Kalp öleni yaşayandan daha çok seviyor aslında. Çünkü artık seni kızdıramıyor, kıramıyor. Kötü anılar sevdiklerin söz konusu ise bir bir silinip gidiyor. Tam tabirle "kör ölünce badem gözlü oluyor." Bu daha hayal ederken bile böyle... Ama hayal ederken bile, içinde biryerler hayattaki pozisyonunu düzenlemeye başlıyor. Kendini düşünmeye başlıyor. Kesilecek geliri ya da tam tersi masrafların ya da sorumlulukların azalacağını düşünmeye başlıyor alt beyin. Mesela; orta sınıf bir ev hanımı kocası ölüm döşeğindeyken aklının bir yanı onun emekli maaşının ona yetip yetmeyeceğini düşünürken buluyor kendini. Hiç bir eve sığdıramadıkları babalarının ev kirası, bakım masrafının ortadan kalkmasıyla nasıl rahatlayacaklarını düşünüyor evlatları.

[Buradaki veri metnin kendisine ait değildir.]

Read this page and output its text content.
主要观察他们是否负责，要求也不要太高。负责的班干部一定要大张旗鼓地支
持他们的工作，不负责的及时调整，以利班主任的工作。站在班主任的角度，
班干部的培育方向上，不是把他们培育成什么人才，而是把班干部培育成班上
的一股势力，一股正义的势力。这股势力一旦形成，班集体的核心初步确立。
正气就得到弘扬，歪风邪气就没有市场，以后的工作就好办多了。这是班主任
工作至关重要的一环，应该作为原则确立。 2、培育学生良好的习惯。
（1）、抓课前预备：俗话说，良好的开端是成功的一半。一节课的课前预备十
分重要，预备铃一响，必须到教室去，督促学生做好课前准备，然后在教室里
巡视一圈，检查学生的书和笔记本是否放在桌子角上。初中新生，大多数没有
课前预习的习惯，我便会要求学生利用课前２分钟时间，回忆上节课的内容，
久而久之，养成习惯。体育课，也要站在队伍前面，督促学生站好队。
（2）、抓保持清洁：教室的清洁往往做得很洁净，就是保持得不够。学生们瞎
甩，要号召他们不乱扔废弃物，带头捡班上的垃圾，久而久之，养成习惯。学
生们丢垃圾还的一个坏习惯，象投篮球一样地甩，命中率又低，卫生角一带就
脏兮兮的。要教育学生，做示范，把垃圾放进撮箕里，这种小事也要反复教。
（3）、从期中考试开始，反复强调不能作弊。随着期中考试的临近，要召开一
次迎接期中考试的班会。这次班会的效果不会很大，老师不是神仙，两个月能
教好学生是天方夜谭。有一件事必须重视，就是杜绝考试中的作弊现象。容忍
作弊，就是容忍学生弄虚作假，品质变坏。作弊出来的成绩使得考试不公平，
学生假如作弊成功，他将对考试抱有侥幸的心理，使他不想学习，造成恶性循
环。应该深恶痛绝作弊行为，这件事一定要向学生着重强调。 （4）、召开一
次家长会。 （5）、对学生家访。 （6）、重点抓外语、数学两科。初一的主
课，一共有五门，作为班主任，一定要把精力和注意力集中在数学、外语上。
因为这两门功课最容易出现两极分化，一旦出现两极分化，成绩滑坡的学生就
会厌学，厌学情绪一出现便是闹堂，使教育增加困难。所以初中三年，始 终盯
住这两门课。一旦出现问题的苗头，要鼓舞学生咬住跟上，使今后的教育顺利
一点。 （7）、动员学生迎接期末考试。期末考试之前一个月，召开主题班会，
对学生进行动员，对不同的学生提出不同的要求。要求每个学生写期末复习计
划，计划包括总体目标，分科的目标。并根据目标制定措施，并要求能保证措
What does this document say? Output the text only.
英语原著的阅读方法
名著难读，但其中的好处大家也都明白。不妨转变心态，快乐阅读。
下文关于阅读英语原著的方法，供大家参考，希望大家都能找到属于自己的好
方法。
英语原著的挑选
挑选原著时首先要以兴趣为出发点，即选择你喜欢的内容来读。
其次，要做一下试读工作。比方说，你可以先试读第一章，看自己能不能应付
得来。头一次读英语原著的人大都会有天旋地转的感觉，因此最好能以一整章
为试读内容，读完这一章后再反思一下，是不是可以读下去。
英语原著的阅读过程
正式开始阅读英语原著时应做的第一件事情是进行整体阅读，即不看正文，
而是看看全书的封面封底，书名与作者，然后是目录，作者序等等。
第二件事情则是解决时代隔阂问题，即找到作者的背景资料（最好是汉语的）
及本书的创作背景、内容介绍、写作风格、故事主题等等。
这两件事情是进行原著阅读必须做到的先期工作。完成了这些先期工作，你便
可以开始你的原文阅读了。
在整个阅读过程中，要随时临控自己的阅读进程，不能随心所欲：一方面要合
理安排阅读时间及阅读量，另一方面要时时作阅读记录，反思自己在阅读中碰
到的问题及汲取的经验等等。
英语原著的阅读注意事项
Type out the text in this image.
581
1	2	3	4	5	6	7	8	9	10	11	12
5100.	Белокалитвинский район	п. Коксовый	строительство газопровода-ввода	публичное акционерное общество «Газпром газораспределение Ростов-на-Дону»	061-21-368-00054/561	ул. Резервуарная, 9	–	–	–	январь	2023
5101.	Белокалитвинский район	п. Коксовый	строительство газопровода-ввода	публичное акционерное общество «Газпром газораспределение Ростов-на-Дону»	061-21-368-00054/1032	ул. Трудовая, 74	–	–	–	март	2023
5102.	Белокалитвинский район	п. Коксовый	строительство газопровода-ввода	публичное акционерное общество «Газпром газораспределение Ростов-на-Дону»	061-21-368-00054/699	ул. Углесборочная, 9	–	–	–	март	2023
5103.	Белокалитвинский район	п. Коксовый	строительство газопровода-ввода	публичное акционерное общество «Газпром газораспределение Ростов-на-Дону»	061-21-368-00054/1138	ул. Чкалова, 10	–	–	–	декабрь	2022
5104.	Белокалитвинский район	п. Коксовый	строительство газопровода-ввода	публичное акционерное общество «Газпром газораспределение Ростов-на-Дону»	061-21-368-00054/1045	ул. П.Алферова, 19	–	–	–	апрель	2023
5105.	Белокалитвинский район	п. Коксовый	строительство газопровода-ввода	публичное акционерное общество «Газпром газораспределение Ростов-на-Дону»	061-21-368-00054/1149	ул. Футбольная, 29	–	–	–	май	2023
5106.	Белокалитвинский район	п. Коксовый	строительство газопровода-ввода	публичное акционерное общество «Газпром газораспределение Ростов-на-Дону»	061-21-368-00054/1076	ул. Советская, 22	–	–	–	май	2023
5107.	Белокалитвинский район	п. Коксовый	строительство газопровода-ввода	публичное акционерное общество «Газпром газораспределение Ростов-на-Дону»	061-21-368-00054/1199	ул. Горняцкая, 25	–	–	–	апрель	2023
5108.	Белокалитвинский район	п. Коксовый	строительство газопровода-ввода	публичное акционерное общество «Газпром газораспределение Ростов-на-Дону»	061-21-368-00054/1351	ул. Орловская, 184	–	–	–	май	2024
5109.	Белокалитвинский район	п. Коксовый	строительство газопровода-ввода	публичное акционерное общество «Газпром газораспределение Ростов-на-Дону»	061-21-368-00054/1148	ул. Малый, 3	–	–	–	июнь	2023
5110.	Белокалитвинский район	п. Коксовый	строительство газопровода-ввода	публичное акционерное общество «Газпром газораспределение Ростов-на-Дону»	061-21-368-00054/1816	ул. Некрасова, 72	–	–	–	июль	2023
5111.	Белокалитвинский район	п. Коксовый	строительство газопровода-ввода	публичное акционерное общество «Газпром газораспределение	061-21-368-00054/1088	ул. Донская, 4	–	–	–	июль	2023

Aynı biçimde insanlar hayal kurarken sınır tanımıyorlar sevmedikleri kişiler için. Hatta kriminal hayaller kuruluyor bazen. Şöyle öldürseler, böyle zehirleseler, hatta şöye gebertsem... Hayatının kötülerinin gidişi ile griden maviye dönecek göklerinin hayallerine tav oluyor hemen herkes. Ah tabii, Allah’a emanet ediliyor beddua etmemek için. Ama içten içe o mutlu, sinsi sevinmeler geziyor beynin loblarında.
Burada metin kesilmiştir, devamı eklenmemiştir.